Releases: defog-ai/defog
v1.0.0
This release introduces stability and significant enhancements to the defog-python library, expanding its capabilities across data extraction, agent orchestration, database support, and multimodal interactions.
TLDR
The Defog Python library has undergone a significant architectural transformation to provide greater autonomy and flexibility:
-
Removed Defog API dependencies: The library now operates independently without requiring a Defog API key. SQL generation happens directly through LLM APIs (OpenAI, Anthropic, etc.), giving you more control over your AI providers.
-
Local data storage: Configuration and data are now stored locally in your home directory instead of relying on remote services, enhancing privacy and reducing external dependencies.
-
Streamlined architecture: CLI components and static files have been removed to create a more focused, lightweight library.
-
Backward compatibility: While these changes are substantial, backward compatibility is maintained with deprecation warnings for previously required parameters, allowing for a smooth transition to the new architecture.

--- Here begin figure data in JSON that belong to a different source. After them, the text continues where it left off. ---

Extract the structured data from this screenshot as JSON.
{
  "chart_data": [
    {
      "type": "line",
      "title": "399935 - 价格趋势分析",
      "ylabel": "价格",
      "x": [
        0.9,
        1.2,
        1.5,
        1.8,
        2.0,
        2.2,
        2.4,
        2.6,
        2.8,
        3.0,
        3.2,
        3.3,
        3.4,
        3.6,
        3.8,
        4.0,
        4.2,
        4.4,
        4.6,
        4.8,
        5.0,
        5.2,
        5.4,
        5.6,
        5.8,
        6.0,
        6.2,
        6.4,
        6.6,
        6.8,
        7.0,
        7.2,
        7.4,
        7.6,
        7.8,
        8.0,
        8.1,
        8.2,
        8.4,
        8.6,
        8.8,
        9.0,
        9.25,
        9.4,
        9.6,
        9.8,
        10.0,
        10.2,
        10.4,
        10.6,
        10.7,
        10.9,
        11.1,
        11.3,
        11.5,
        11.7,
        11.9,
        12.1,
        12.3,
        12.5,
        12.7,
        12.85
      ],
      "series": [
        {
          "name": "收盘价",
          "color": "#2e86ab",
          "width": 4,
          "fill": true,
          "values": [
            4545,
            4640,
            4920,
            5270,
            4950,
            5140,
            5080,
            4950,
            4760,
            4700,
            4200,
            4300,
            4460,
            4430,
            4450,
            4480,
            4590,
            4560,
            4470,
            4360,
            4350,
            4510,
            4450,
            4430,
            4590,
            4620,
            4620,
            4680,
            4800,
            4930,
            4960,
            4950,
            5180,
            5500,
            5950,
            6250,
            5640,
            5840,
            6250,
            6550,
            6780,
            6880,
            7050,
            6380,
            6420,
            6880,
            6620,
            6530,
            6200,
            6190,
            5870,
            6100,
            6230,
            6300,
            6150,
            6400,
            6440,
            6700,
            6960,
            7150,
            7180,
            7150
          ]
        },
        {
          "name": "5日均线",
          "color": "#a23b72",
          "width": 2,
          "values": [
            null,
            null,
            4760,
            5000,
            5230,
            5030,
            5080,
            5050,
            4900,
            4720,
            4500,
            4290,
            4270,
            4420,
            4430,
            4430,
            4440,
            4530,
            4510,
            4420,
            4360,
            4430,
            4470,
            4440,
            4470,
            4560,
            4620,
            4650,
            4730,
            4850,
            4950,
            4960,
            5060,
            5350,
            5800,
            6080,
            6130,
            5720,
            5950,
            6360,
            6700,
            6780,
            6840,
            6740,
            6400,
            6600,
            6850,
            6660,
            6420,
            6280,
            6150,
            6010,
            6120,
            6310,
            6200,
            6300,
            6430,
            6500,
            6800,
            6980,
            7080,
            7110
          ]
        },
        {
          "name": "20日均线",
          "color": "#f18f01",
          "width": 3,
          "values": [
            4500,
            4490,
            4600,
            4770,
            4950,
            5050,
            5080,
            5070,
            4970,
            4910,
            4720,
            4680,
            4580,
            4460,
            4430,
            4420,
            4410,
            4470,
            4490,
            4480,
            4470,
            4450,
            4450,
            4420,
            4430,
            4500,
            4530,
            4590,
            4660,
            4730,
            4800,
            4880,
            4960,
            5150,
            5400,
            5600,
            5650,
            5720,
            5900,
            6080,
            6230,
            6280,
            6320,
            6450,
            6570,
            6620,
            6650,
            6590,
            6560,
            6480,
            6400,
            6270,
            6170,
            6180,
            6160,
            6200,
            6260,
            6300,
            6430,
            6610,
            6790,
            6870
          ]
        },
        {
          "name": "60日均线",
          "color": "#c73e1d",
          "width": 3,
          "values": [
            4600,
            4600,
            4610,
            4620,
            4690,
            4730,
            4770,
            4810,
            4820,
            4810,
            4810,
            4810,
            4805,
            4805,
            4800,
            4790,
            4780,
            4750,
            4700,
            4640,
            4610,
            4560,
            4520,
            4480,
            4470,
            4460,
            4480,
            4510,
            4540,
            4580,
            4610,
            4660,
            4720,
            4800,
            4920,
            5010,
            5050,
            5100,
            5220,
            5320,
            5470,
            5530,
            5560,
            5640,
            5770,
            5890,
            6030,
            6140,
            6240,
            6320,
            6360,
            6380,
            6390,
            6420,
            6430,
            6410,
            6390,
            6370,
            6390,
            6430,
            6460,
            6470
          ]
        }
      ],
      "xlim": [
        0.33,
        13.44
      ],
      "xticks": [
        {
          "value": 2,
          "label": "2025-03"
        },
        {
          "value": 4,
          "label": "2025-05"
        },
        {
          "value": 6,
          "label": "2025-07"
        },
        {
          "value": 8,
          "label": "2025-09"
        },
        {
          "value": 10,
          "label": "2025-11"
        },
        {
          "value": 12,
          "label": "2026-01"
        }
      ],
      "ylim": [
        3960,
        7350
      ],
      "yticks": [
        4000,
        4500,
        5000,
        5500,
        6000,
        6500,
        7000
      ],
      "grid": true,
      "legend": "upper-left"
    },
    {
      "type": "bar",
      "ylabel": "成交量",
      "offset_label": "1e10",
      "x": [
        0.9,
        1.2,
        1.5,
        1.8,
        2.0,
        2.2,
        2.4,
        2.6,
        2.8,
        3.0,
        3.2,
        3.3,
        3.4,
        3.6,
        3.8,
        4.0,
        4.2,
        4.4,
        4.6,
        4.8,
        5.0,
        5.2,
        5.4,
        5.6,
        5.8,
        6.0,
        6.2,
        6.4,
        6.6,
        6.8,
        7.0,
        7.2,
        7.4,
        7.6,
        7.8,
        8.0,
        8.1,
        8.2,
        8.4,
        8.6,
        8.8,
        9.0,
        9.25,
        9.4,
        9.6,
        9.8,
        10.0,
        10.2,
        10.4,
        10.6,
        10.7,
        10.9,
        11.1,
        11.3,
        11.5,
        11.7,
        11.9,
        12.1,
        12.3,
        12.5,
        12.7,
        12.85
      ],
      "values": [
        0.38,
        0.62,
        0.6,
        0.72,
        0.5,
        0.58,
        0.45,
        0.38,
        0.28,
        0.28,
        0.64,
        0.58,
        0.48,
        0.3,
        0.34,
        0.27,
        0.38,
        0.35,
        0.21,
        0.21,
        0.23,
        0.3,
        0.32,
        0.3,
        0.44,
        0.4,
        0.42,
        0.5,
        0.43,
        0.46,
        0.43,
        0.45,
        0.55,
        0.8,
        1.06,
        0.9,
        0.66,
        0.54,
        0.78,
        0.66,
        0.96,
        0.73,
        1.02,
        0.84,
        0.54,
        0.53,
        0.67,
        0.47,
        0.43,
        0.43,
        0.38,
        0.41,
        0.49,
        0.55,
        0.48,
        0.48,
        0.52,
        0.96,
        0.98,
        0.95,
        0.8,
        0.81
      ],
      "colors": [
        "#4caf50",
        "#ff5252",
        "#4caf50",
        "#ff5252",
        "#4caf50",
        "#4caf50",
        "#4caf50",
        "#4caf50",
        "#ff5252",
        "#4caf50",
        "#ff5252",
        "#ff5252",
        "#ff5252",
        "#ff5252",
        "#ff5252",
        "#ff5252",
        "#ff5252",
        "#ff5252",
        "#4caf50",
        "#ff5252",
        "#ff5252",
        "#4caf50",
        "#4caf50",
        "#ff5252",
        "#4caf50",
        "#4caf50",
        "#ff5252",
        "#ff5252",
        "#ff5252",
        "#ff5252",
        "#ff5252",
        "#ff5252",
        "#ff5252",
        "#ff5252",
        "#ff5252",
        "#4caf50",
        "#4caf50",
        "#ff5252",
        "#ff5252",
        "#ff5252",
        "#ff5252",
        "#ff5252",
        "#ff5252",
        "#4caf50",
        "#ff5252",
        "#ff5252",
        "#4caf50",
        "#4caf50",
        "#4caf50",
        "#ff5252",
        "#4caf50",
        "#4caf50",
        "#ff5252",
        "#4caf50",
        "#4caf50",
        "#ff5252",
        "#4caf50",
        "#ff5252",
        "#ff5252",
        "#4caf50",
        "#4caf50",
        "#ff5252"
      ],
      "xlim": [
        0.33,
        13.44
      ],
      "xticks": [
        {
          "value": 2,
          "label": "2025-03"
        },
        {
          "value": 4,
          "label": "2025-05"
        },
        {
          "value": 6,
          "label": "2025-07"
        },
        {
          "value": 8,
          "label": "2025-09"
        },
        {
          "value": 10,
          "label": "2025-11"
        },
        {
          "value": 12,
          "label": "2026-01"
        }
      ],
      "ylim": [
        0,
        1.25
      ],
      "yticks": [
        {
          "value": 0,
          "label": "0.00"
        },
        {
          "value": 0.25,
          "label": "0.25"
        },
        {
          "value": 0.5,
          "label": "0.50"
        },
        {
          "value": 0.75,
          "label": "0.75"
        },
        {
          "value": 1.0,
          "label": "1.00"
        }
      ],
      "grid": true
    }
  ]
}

These changes represent a fundamental shift toward a more independent, flexible library that puts you in control of your SQL generation workflow while reducing external dependencies.
Improvements
This release includes several architectural improvements and code quality enhancements that strengthen the foundation of our Python SDK:
-
Unified Orchestrator Architecture: We've consolidated multiple orchestrator classes into a single, configurable Orchestrator class. This simplification maintains backward compatibility while making enhanced features available through configuration options rather than requiring different implementations.
-
Modernized LLM Provider System: The internal architecture for LLM providers has been refactored to reduce code duplication and improve maintainability, resulting in a more efficient codebase with the same functionality.
-
Updated AI Model Support: Gemini Pro 2.5 has been updated from preview to stable version, ensuring you have access to the latest stable AI model capabilities.
Data Extraction Framework
- Comprehensive Data Extraction Suite: Extract structured data from multiple sources with our new extractors:
- TextDataExtractor: Identify and extract structured data from unstructured text documents using multiple LLM providers
- HTMLDataExtractor: Extract tables, lists, product cards, and key-value pairs from HTML content, with automatic image data extraction from embedded visuals
- ImageDataExtractor: Convert charts, tables, and visual data from images into structured, analyzable data
- PDFDataExtractor: Transform PDF documents into SQL-friendly structured data with proper typing and descriptive field names
Enhanced Agent Capabilities
- Advanced Multi-Agent Orchestration: Build sophisticated AI systems with our new orchestration framework that enables:
- Automatic creation of specialized subagents for complex tasks
- Parallel execution by default for significantly improved performance
- Shared context storage and cross-agent memory sharing
- Configurable reasoning depth with the new
reasoning_effortparameter - Rich, color-coded logging for better visibility into agent operations
- Robust error handling with automatic retries and fallback mechanisms
Database Connectivity Expansion
- New Database Connectors: Connect to more database types with our expanded support:
- SQLite: Enable zero-setup local development and testing
- DuckDB: Query and analyze data with this high-performance analytical database
- SQL Agent Tools: Convert natural language to SQL for local databases including PostgreSQL, MySQL, BigQuery, Snowflake, Databricks, SQL Server, and Redshift
- Local SQL Generation: Generate SQL queries without sending data to external APIs, enhancing privacy and control
Multimodal and Provider Support
-
Comprehensive Image Support:
- Send images alongside text in chat messages across all major LLM providers
- Return images from tools with automatic format detection for different providers
- Process visual content with a unified API that handles multiple image formats
-
Expanded LLM Provider Support:
- Mistral AI: Full support for all Mistral models with function calling and structured outputs
- DeepSeek: Dedicated provider with proper support for function calling and JSON mode
- Consistent cost tracking across all providers
Content Analysis Tools
- YouTube Transcript Tool: Convert videos to timestamped transcripts with speaker identification
- PDF Analysis Tool: Process documents with smart features like input caching and automatic chunking
- Schema Documentation: Automatically generate and save table and column descriptions in databases
Each enhancement is designed to make complex AI and data operations more accessible, efficient, and powerful while maintaining backward compatibility with existing code.